There are two kinds of replacement joints.

  • Cemented joints. The cement fits between the new joint and the bone.
  • Uncemented joints. These have a metal coating with many small openings. The bone is shaped to fit the new joint almost perfectly. At first, there will be some small spaces between the bone and the new joint. Over time, the bone grows to fill these small openings.

Sometimes a doctor uses a cemented ball and an uncemented socket.

Your doctor can tell you which type of new hip joint is best for you.

What can you expect after a total hip replacement?

On the day of surgery, you'll learn how to get in and out of bed. You'll also learn how to walk with a walker, crutches, or a cane. By the time you leave the hospital, you'll be able to safely sit down and stand up, dress yourself, use the toilet, and bathe.

You'll also start physiotherapy. Your therapist will teach you exercises to help you get stronger. You'll learn ways to move your body without dislocating your hip.

During the first week or so after surgery, you will need less and less pain medicine. For a few weeks after surgery, you will probably take medicine to prevent blood clots.

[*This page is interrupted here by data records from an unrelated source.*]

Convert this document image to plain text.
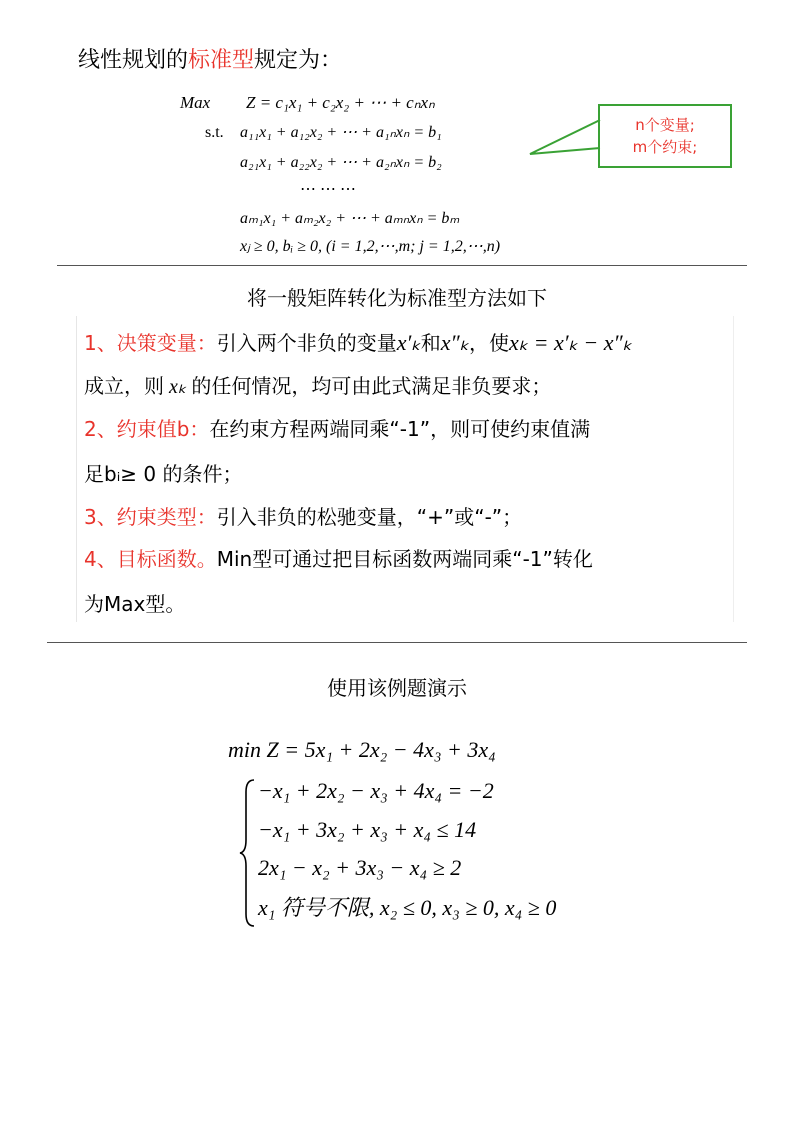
线性规划的标准型规定为：
Max Z = c₁x₁ + c₂x₂ + ⋯ + cₙxₙ
s.t. a₁₁x₁ + a₁₂x₂ + ⋯ + a₁ₙxₙ = b₁
a₂₁x₁ + a₂₂x₂ + ⋯ + a₂ₙxₙ = b₂
⋯ ⋯ ⋯
aₘ₁x₁ + aₘ₂x₂ + ⋯ + aₘₙxₙ = bₘ
xⱼ ≥ 0, bᵢ ≥ 0, (i = 1,2,⋯,m; j = 1,2,⋯,n)
n个变量;
m个约束;
将一般矩阵转化为标准型方法如下
1、决策变量：引入两个非负的变量x′ₖ和x″ₖ，使xₖ = x′ₖ − x″ₖ
成立，则 xₖ 的任何情况，均可由此式满足非负要求；
2、约束值b：在约束方程两端同乘“-1”，则可使约束值满
足bᵢ≥ 0 的条件；
3、约束类型：引入非负的松驰变量，“+”或“-”；
4、目标函数。Min型可通过把目标函数两端同乘“-1”转化
为Max型。
使用该例题演示
min Z = 5x₁ + 2x₂ − 4x₃ + 3x₄
−x₁ + 2x₂ − x₃ + 4x₄ = −2
−x₁ + 3x₂ + x₃ + x₄ ≤ 14
2x₁ − x₂ + 3x₃ − x₄ ≥ 2
x₁ 符号不限, x₂ ≤ 0, x₃ ≥ 0, x₄ ≥ 0
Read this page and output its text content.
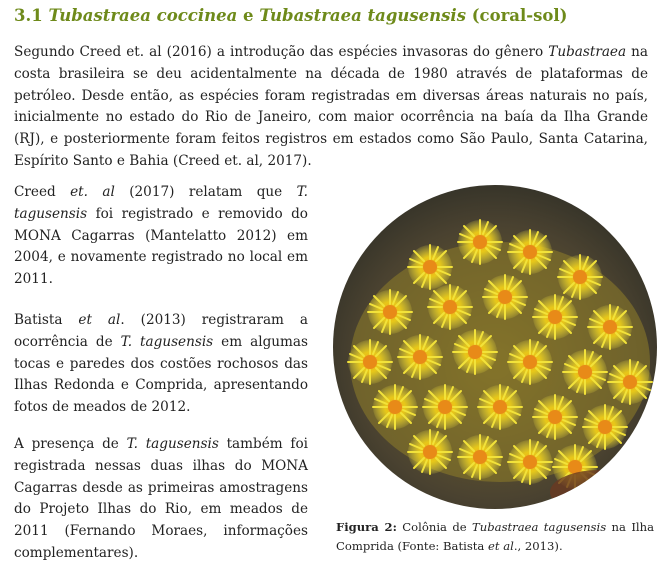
3.1 Tubastraea coccinea e Tubastraea tagusensis (coral-sol)

Segundo Creed et. al (2016) a introdução das espécies invasoras do gênero Tubastraea na costa brasileira se deu acidentalmente na década de 1980 através de plataformas de petróleo. Desde então, as espécies foram registradas em diversas áreas naturais no país, inicialmente no estado do Rio de Janeiro, com maior ocorrência na baía da Ilha Grande (RJ), e posteriormente foram feitos registros em estados como São Paulo, Santa Catarina, Espírito Santo e Bahia (Creed et. al, 2017).

Creed et. al (2017) relatam que T. tagusensis foi registrado e removido do MONA Cagarras (Mantelatto 2012) em 2004, e novamente registrado no local em 2011.

Batista et al. (2013) registraram a ocorrência de T. tagusensis em algumas tocas e paredes dos costões rochosos das Ilhas Redonda e Comprida, apresentando fotos de meados de 2012.

A presença de T. tagusensis também foi registrada nessas duas ilhas do MONA Cagarras desde as primeiras amostragens do Projeto Ilhas do Rio, em meados de 2011 (Fernando Moraes, informações complementares).

Figura 2: Colônia de Tubastraea tagusensis na Ilha Comprida (Fonte: Batista et al., 2013).
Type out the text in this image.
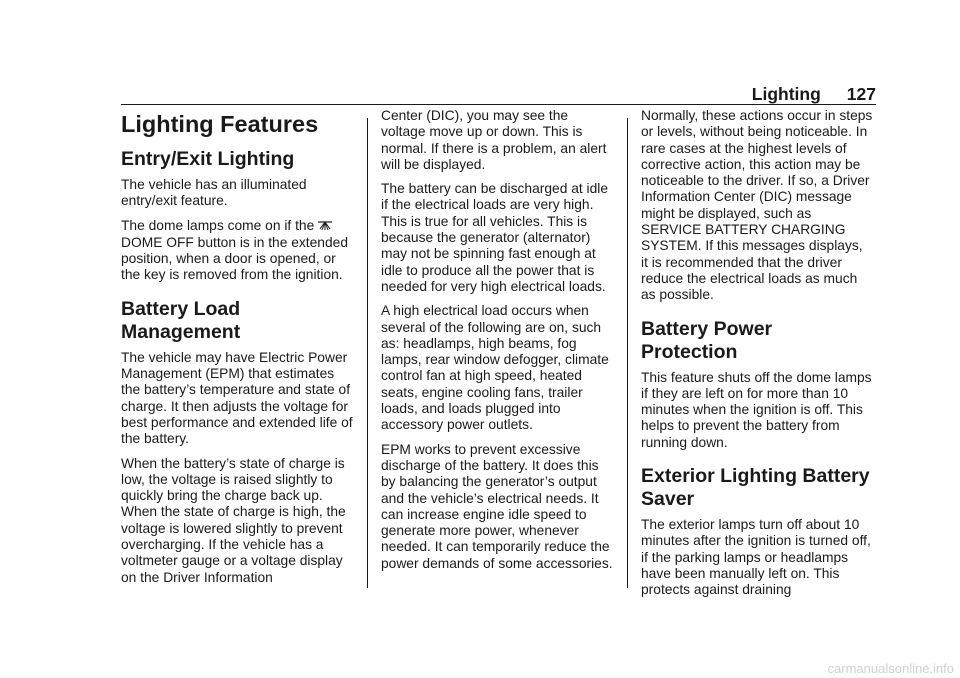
Lighting 127
Lighting Features
Entry/Exit Lighting

The vehicle has an illuminated entry/exit feature.

The dome lamps come on if the
DOME OFF button is in the extended position, when a door is opened, or the key is removed from the ignition.

Battery Load Management

The vehicle may have Electric Power Management (EPM) that estimates the battery’s temperature and state of charge. It then adjusts the voltage for best performance and extended life of the battery.

When the battery’s state of charge is low, the voltage is raised slightly to quickly bring the charge back up. When the state of charge is high, the voltage is lowered slightly to prevent overcharging. If the vehicle has a voltmeter gauge or a voltage display on the Driver Information

Center (DIC), you may see the voltage move up or down. This is normal. If there is a problem, an alert will be displayed.

The battery can be discharged at idle if the electrical loads are very high. This is true for all vehicles. This is because the generator (alternator) may not be spinning fast enough at idle to produce all the power that is needed for very high electrical loads.

A high electrical load occurs when several of the following are on, such as: headlamps, high beams, fog lamps, rear window defogger, climate control fan at high speed, heated seats, engine cooling fans, trailer loads, and loads plugged into accessory power outlets.

EPM works to prevent excessive discharge of the battery. It does this by balancing the generator’s output and the vehicle’s electrical needs. It can increase engine idle speed to generate more power, whenever needed. It can temporarily reduce the power demands of some accessories.

Normally, these actions occur in steps or levels, without being noticeable. In rare cases at the highest levels of corrective action, this action may be noticeable to the driver. If so, a Driver Information Center (DIC) message might be displayed, such as SERVICE BATTERY CHARGING SYSTEM. If this messages displays, it is recommended that the driver reduce the electrical loads as much as possible.

Battery Power Protection

This feature shuts off the dome lamps if they are left on for more than 10 minutes when the ignition is off. This helps to prevent the battery from running down.

Exterior Lighting Battery Saver

The exterior lamps turn off about 10 minutes after the ignition is turned off, if the parking lamps or headlamps have been manually left on. This protects against draining

carmanualsonline.info
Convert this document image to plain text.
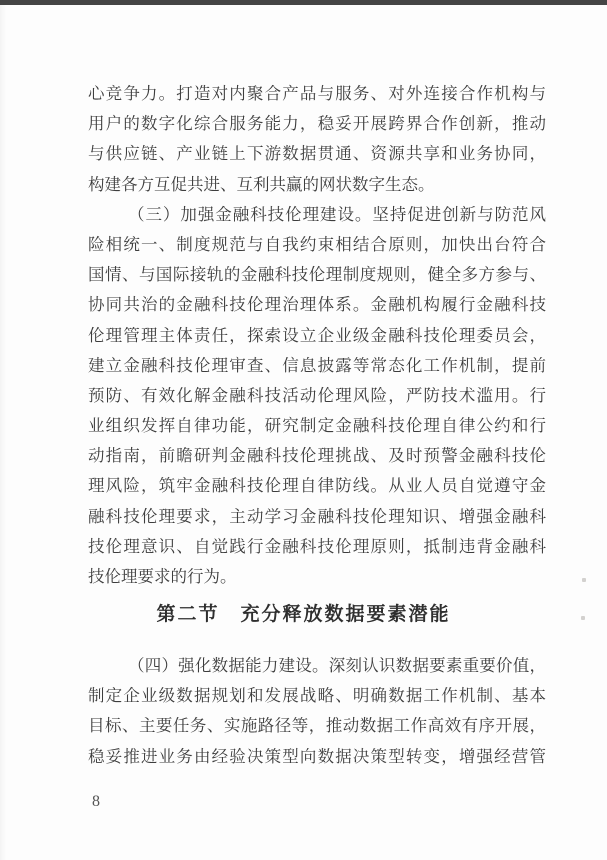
心竞争力。打造对内聚合产品与服务、对外连接合作机构与
用户的数字化综合服务能力，稳妥开展跨界合作创新，推动
与供应链、产业链上下游数据贯通、资源共享和业务协同，
构建各方互促共进、互利共赢的网状数字生态。
（三）加强金融科技伦理建设。坚持促进创新与防范风
险相统一、制度规范与自我约束相结合原则，加快出台符合
国情、与国际接轨的金融科技伦理制度规则，健全多方参与、
协同共治的金融科技伦理治理体系。金融机构履行金融科技
伦理管理主体责任，探索设立企业级金融科技伦理委员会，
建立金融科技伦理审查、信息披露等常态化工作机制，提前
预防、有效化解金融科技活动伦理风险，严防技术滥用。行
业组织发挥自律功能，研究制定金融科技伦理自律公约和行
动指南，前瞻研判金融科技伦理挑战、及时预警金融科技伦
理风险，筑牢金融科技伦理自律防线。从业人员自觉遵守金
融科技伦理要求，主动学习金融科技伦理知识、增强金融科
技伦理意识、自觉践行金融科技伦理原则，抵制违背金融科
技伦理要求的行为。
第二节　充分释放数据要素潜能
（四）强化数据能力建设。深刻认识数据要素重要价值，
制定企业级数据规划和发展战略、明确数据工作机制、基本
目标、主要任务、实施路径等，推动数据工作高效有序开展，
稳妥推进业务由经验决策型向数据决策型转变，增强经营管
8
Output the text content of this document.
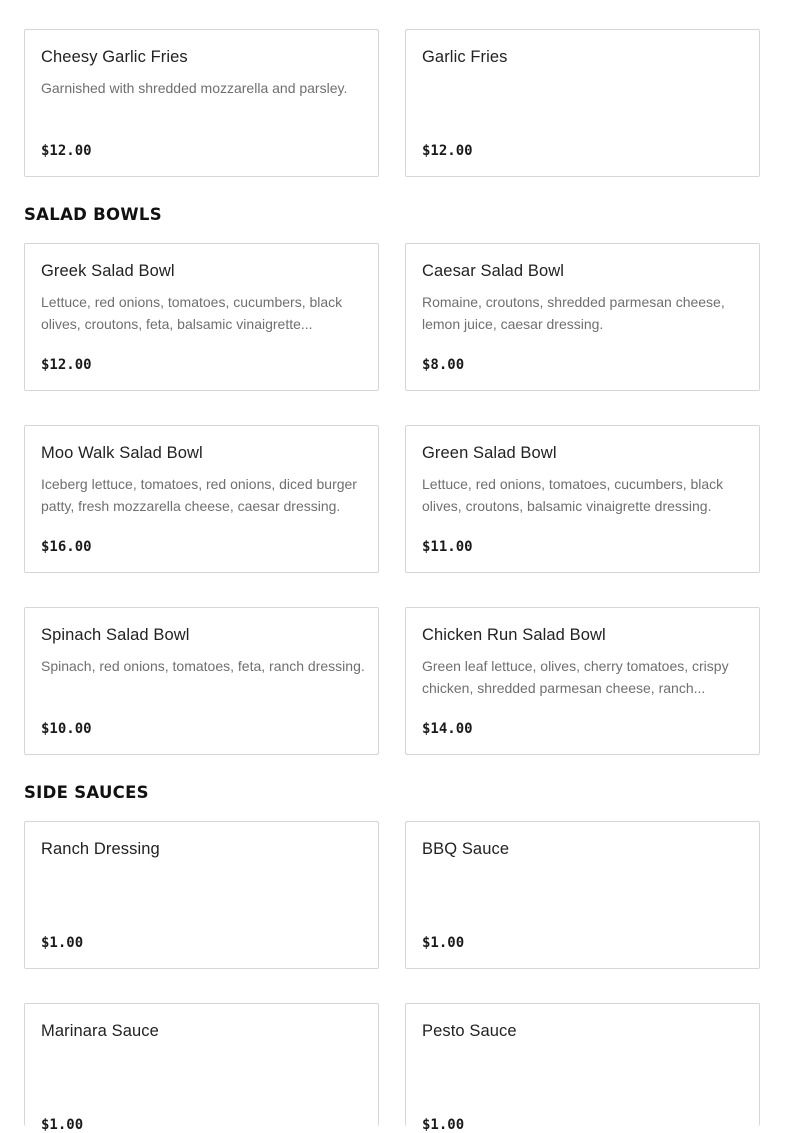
Cheesy Garlic Fries
Garnished with shredded mozzarella and parsley.
$12.00
Garlic Fries
$12.00
SALAD BOWLS
Greek Salad Bowl
Lettuce, red onions, tomatoes, cucumbers, black olives, croutons, feta, balsamic vinaigrette...
$12.00
Caesar Salad Bowl
Romaine, croutons, shredded parmesan cheese, lemon juice, caesar dressing.
$8.00
Moo Walk Salad Bowl
Iceberg lettuce, tomatoes, red onions, diced burger patty, fresh mozzarella cheese, caesar dressing.
$16.00
Green Salad Bowl
Lettuce, red onions, tomatoes, cucumbers, black olives, croutons, balsamic vinaigrette dressing.
$11.00
Spinach Salad Bowl
Spinach, red onions, tomatoes, feta, ranch dressing.
$10.00
Chicken Run Salad Bowl
Green leaf lettuce, olives, cherry tomatoes, crispy chicken, shredded parmesan cheese, ranch...
$14.00
SIDE SAUCES
Ranch Dressing
$1.00
BBQ Sauce
$1.00
Marinara Sauce
$1.00
Pesto Sauce
$1.00
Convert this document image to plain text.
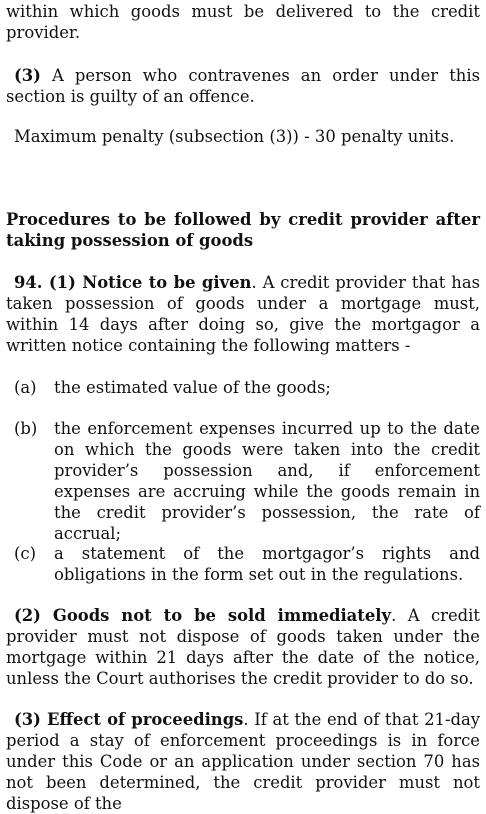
within which goods must be delivered to the credit provider.

(3) A person who contravenes an order under this section is guilty of an offence.

Maximum penalty (subsection (3)) - 30 penalty units.

Procedures to be followed by credit provider after taking possession of goods

94. (1) Notice to be given. A credit provider that has taken possession of goods under a mortgage must, within 14 days after doing so, give the mortgagor a written notice containing the following matters -

(a)	the estimated value of the goods;
(b)	the enforcement expenses incurred up to the date on which the goods were taken into the credit provider’s possession and, if enforcement expenses are accruing while the goods remain in the credit provider’s possession, the rate of accrual;
(c)	a statement of the mortgagor’s rights and obligations in the form set out in the regulations.

(2) Goods not to be sold immediately. A credit provider must not dispose of goods taken under the mortgage within 21 days after the date of the notice, unless the Court authorises the credit provider to do so.

(3) Effect of proceedings. If at the end of that 21-day period a stay of enforcement proceedings is in force under this Code or an application under section 70 has not been determined, the credit provider must not dispose of the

Your doctor will tell you when you can walk on your own, drive, return to work, and get back to other activities.

It usually takes a few months to get back to full activity.

Follow-up care is a key part of your treatment and safety. Be sure to make and go to all appointments, and call your doctor or nurse advice line (811 in most provinces and territories) if you are having problems. It's also a good idea to know your test results and keep a list of the medicines you take.